HSBC Amanah, for instance, has issued a statement saying it was “communicating with the Qatar Central Bank to seek clarification on the issue”. It was only seven months ago that HSBC received the formal go-ahead for its Islamic branch in Doha.
UK

Defenitely scary for the Qatari Islamic Banking and Qatari Islamic Banks – as well for the Qatri investors/depositors who pump in money into these institutions. Contribution of conventional banks and their islamic banking presence in stabilising the Islamic banks is literally astronomical!
Finally a CB have taking a coherent approach which will eventually strengthen the Islamic finance sector and bring the Islamic financial sector inline with sensitive shariah issue. The next stage will be to prohibit non-Muslims employees in the sector, the practice which is already been deployed by middle-east based Islamic bank as an standard HR policy.
I fully agree with the comments given by hussas.
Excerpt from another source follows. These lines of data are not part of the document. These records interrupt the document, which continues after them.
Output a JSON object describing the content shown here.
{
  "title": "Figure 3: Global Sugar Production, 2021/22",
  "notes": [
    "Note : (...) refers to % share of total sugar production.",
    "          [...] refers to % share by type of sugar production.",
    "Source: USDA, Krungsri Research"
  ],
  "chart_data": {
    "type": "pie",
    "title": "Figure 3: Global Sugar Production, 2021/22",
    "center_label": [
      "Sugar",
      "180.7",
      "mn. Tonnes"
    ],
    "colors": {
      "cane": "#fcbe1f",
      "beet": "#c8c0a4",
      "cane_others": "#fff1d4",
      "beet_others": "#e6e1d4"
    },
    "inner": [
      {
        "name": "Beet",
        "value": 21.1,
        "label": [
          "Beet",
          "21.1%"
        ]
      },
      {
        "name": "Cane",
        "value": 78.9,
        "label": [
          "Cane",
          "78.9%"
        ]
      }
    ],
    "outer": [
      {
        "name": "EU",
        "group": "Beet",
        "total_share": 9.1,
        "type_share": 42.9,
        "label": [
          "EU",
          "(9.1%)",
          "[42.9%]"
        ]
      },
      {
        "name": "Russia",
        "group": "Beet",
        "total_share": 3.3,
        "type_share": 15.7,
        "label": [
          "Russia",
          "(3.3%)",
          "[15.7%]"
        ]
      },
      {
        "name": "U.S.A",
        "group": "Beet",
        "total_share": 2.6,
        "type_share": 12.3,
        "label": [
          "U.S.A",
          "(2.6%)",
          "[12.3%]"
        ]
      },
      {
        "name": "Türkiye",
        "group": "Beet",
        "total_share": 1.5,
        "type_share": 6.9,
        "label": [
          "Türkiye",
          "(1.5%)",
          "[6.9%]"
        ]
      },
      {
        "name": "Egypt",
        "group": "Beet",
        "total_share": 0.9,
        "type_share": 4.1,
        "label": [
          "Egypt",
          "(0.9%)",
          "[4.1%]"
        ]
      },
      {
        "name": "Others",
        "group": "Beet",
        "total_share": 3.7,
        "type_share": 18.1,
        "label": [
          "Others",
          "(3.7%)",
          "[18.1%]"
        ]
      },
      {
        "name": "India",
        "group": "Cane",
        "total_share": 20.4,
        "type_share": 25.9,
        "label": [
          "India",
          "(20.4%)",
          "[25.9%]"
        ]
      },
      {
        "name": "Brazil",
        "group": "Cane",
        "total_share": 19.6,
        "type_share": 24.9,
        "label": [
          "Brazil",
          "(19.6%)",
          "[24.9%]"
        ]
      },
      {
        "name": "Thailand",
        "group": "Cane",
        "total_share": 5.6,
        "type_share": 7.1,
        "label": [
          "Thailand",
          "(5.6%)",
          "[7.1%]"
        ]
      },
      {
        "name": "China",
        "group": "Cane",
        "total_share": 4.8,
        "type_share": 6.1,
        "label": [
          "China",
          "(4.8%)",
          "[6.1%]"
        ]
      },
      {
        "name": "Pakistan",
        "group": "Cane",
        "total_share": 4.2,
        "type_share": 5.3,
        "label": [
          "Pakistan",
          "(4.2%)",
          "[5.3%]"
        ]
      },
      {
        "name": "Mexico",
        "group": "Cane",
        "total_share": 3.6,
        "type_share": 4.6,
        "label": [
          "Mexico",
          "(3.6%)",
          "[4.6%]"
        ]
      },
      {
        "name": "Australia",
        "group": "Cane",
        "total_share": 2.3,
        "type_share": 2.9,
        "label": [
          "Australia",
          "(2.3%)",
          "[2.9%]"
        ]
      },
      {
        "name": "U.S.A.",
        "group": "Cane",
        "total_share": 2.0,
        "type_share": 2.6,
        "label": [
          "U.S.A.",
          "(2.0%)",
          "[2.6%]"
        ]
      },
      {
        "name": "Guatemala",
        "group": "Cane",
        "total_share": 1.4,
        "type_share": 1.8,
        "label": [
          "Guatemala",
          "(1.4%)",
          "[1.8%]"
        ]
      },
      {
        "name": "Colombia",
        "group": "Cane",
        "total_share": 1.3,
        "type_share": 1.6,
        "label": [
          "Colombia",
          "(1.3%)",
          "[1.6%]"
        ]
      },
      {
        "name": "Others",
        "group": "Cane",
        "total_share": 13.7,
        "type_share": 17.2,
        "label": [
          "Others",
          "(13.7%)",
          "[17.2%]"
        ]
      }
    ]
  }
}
Complete separation of Islamic Banking from Conventional Banking is necessary to avoid co mingling of funds, accounting issues etc. It would certainly help develop Islamic Banking industry as a whole to be able to stand on its own legs and not depend upon conventional banking outfits. Congrats to Qatar Central Bank on their decision.
as a banker worked in qatar, from my pointofview the decision will be benefit to some banks while those conventional banks decision bodies will be cautious in reacting it as islamic banking arms increased their volume and profit in 2010 and it will not harm depositors as they have multioption of switching their account operation to islamic banks and as well as change to conventional methods,which they did prior to switching to islamic banking
whereas the seperation of funds argument is sound, so is the one that this may lead to more development by islamic banks of products etc, but the short – mdeium term effects at least will be regressive on islamic finance in my opinion especially if this applies to the global banks that as well that have islamic windows and brands. The reason is that these global banks have been the rela incubators of islamic product development especially on the global markets side. without their continued innovation the product wealth will be stunted.